3. Minoan civilization
The culture is named after the mythical king Crete Minos of the owner of the maze, built, according to legend, by Daedalus. In fact, the Minoan culture is the first known civilization in Europe. Today, all that remains of this people are the palaces and artifacts found inside. Many scientists believe that the Minoan civilization was destroyed by a volcanic eruption, but there is evidence that they survived after that.However, the eruption could kill all the flora, leading to famine, as well as damage to ships, thus the culture fell into disrepair.

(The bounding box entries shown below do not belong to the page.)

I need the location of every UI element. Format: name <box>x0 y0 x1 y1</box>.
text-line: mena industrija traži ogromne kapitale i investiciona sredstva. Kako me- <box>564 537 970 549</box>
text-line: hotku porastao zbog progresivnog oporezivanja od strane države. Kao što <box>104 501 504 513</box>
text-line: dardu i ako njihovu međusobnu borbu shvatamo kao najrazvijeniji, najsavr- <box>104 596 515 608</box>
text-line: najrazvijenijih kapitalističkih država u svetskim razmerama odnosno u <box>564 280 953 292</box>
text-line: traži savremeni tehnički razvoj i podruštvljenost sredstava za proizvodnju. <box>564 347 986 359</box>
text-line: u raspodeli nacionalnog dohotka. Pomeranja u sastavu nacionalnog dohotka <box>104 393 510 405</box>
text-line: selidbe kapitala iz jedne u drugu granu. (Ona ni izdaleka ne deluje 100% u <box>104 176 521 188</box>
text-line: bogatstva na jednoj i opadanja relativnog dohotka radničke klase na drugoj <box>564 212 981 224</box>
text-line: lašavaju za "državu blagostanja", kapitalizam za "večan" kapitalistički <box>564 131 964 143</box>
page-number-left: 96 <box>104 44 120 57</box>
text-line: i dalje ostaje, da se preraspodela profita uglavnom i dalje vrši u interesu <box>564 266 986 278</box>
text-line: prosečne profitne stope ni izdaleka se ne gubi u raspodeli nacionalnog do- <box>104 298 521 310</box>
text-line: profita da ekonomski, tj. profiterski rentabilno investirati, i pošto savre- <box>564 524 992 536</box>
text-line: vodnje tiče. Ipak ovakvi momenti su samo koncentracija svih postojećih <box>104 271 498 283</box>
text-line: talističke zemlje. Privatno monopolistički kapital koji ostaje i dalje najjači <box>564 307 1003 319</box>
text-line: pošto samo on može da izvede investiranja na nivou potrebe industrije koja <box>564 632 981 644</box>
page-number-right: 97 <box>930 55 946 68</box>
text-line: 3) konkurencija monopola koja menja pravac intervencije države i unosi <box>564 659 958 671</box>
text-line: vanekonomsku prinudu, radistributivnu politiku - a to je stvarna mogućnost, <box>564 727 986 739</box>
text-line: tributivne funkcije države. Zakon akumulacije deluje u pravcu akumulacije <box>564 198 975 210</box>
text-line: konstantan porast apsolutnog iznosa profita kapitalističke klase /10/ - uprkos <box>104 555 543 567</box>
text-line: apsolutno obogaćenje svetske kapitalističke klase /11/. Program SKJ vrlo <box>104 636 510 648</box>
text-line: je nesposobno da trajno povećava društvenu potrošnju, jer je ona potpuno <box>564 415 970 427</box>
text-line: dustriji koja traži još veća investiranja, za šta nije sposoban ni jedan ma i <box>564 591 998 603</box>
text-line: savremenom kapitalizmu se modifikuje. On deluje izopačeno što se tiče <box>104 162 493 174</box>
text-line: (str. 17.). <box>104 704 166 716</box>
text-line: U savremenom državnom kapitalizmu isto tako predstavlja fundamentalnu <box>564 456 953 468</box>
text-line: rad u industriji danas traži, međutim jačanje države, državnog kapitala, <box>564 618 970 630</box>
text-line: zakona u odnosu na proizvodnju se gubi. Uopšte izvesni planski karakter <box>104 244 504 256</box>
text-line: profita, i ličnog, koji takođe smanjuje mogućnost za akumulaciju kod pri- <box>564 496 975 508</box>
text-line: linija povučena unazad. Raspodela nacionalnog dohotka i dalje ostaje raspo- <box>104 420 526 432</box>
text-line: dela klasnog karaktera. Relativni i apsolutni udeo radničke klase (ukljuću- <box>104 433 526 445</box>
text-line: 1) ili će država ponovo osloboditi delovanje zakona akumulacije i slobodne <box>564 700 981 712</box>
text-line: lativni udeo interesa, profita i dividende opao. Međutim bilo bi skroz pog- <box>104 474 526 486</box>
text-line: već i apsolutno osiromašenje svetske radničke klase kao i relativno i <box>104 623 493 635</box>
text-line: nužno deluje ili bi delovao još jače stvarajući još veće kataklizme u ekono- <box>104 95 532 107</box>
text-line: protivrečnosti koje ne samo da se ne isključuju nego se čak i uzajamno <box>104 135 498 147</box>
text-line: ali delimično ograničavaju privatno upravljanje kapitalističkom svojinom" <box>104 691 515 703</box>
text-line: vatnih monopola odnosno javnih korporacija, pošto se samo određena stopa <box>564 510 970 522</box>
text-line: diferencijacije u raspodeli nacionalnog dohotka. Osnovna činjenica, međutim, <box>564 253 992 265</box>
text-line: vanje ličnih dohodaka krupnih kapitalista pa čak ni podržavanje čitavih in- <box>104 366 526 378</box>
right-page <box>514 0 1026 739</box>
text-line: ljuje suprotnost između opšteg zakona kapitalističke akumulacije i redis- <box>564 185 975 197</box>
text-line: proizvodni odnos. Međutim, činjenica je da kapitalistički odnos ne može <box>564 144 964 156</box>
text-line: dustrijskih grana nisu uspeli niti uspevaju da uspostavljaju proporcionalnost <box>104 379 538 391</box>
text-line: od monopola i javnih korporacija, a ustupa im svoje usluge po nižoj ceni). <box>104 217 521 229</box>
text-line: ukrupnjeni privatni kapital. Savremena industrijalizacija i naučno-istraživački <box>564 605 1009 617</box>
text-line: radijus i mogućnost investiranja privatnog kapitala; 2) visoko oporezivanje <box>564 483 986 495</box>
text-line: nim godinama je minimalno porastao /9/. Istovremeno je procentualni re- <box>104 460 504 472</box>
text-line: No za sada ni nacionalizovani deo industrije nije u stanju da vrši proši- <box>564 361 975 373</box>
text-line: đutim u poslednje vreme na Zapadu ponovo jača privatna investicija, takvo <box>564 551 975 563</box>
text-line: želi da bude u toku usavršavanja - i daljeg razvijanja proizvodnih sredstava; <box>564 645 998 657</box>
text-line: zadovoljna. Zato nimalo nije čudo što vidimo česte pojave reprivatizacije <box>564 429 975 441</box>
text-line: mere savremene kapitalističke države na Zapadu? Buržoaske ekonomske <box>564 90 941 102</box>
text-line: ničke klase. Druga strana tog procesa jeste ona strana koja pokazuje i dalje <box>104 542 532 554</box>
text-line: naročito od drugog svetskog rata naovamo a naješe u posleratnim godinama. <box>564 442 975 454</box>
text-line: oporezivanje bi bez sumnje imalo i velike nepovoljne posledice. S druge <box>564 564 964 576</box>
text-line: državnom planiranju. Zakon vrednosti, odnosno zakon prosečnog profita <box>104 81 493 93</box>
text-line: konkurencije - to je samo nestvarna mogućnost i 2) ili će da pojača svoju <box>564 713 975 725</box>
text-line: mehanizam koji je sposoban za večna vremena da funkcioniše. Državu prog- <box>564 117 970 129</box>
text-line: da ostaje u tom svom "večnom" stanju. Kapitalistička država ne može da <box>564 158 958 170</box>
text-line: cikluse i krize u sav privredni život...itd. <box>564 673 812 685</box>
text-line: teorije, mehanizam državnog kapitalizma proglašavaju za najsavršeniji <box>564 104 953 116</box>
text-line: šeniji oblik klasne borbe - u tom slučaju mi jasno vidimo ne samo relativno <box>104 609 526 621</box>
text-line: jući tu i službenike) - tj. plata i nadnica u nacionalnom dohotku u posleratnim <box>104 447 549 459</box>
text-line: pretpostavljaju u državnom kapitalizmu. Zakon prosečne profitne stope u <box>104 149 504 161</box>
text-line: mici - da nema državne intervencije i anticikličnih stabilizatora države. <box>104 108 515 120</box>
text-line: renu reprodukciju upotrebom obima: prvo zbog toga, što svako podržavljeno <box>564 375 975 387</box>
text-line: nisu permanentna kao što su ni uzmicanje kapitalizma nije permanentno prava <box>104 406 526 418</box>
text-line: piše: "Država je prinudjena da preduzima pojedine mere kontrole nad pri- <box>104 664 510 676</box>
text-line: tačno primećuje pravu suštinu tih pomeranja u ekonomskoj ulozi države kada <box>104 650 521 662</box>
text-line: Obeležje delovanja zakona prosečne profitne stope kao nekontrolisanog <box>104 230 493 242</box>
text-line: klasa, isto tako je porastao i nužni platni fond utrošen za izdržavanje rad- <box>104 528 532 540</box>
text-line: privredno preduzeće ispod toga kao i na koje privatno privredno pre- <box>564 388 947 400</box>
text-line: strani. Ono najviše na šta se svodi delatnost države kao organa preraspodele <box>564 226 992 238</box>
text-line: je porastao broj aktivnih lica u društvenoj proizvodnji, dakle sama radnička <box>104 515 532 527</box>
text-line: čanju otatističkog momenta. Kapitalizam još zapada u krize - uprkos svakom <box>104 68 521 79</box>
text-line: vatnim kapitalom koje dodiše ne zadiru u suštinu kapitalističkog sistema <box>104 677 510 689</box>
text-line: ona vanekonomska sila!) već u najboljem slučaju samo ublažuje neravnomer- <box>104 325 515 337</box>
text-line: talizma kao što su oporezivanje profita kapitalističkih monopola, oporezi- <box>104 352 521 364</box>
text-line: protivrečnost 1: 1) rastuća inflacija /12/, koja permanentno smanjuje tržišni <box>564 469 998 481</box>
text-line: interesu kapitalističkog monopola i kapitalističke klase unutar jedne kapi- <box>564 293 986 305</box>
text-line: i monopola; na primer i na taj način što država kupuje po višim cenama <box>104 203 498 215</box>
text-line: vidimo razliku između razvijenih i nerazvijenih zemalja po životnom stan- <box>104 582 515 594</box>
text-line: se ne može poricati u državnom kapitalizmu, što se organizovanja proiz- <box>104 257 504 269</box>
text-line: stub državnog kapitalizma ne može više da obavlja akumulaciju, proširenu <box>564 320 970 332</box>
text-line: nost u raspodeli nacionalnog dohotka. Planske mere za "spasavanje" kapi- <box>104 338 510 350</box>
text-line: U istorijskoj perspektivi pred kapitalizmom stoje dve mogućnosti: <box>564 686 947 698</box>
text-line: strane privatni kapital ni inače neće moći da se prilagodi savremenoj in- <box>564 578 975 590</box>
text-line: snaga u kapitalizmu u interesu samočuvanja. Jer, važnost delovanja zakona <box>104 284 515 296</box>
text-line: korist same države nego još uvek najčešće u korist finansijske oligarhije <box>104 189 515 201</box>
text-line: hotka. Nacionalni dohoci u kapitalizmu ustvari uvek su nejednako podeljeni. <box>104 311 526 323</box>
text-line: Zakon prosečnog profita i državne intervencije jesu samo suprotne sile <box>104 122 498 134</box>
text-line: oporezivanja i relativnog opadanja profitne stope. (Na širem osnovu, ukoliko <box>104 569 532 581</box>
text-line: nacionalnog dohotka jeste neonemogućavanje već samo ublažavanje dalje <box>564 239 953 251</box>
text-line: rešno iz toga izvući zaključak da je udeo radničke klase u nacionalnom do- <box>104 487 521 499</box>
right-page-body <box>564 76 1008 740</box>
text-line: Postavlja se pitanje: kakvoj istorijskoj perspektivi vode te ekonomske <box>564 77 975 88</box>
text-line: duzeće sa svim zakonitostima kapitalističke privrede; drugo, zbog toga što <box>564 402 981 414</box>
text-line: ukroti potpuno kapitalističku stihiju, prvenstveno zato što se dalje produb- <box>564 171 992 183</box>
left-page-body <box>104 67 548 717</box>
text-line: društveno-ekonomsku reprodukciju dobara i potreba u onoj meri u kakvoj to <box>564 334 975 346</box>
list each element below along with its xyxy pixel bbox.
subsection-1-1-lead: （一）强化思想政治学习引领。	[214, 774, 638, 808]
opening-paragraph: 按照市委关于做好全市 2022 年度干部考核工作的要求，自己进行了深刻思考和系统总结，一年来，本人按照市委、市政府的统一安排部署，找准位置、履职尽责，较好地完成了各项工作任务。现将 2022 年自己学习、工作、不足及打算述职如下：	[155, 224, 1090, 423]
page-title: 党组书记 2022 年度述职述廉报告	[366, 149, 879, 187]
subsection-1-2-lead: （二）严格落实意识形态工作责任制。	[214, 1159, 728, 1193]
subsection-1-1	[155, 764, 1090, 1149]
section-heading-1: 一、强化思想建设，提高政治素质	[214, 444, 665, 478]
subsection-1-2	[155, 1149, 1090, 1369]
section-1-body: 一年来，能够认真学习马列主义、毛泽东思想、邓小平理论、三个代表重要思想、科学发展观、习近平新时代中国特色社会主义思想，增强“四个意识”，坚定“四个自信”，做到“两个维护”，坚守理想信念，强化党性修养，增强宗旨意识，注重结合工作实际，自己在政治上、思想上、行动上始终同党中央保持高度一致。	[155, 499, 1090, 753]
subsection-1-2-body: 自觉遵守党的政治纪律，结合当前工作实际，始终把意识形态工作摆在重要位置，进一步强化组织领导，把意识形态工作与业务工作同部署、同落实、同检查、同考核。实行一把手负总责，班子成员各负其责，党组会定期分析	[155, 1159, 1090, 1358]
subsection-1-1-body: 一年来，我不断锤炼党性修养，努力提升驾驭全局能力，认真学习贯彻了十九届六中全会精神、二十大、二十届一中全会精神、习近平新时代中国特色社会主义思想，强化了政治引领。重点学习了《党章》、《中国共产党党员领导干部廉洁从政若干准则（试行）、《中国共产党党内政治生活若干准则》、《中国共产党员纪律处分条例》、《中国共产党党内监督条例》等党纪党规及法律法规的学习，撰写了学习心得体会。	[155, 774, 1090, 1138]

Anasazi culture, or the ancestors of the pueblo prehistoric Indian culture that existed on the territory of the modern region in the southwestern United States, known as the Four Corners (Colorado, Utah, Arizona, New Mexico). Anasazi culture was characterized by its own style of ceramics and dwellings. Around 1300 g. Pueblo ancestors left their homes. The only reason for moving to places so remote from water and suitable for plowing the earth, scientists believe the attack of enemies. Isolated communities could raid to seize food, and such conflicts were common in the 13th century.
1. Indus (or Harappa) civilization
The Indian or Harappan civilization is one of the three most ancient civilizations of mankind, along with ancient Egyptian and Sumerian. Of all three, it occupied the largest area. In size, it was approximately equal to Egypt, Mesopotamia, Asia Minor, Iran, Syria, Phenicia and Palestine, taken together. About this civilization, little is known.Monumental construction, bronze metallurgy, and small sculpture were developed among the Indus Dravidians. Private property relations were in the bud, and agriculture was based on irrigation farming. In Mohenjo-Daro, almost the first public toilets known to archeologists, as well as the urban sewage system, were discovered. The fertile soil, high moisture, botanical wealth of the Indus Center contributed to the early development of agriculture, which was the basis of the economy and was complemented by hunting and fishing, and on the coast by sea fishing. The decline of the Indian civilization falls on the XVIIIXVII century BC. er At this time, the majority of the Dravidian population shifts to the south-east (only the ancestors of the Braui people remain in Pakistan) and loses its former level of development. This was probably due to the deterioration of natural conditions. The last attack on the carriers of civilization was probably caused by the Aryan invasion.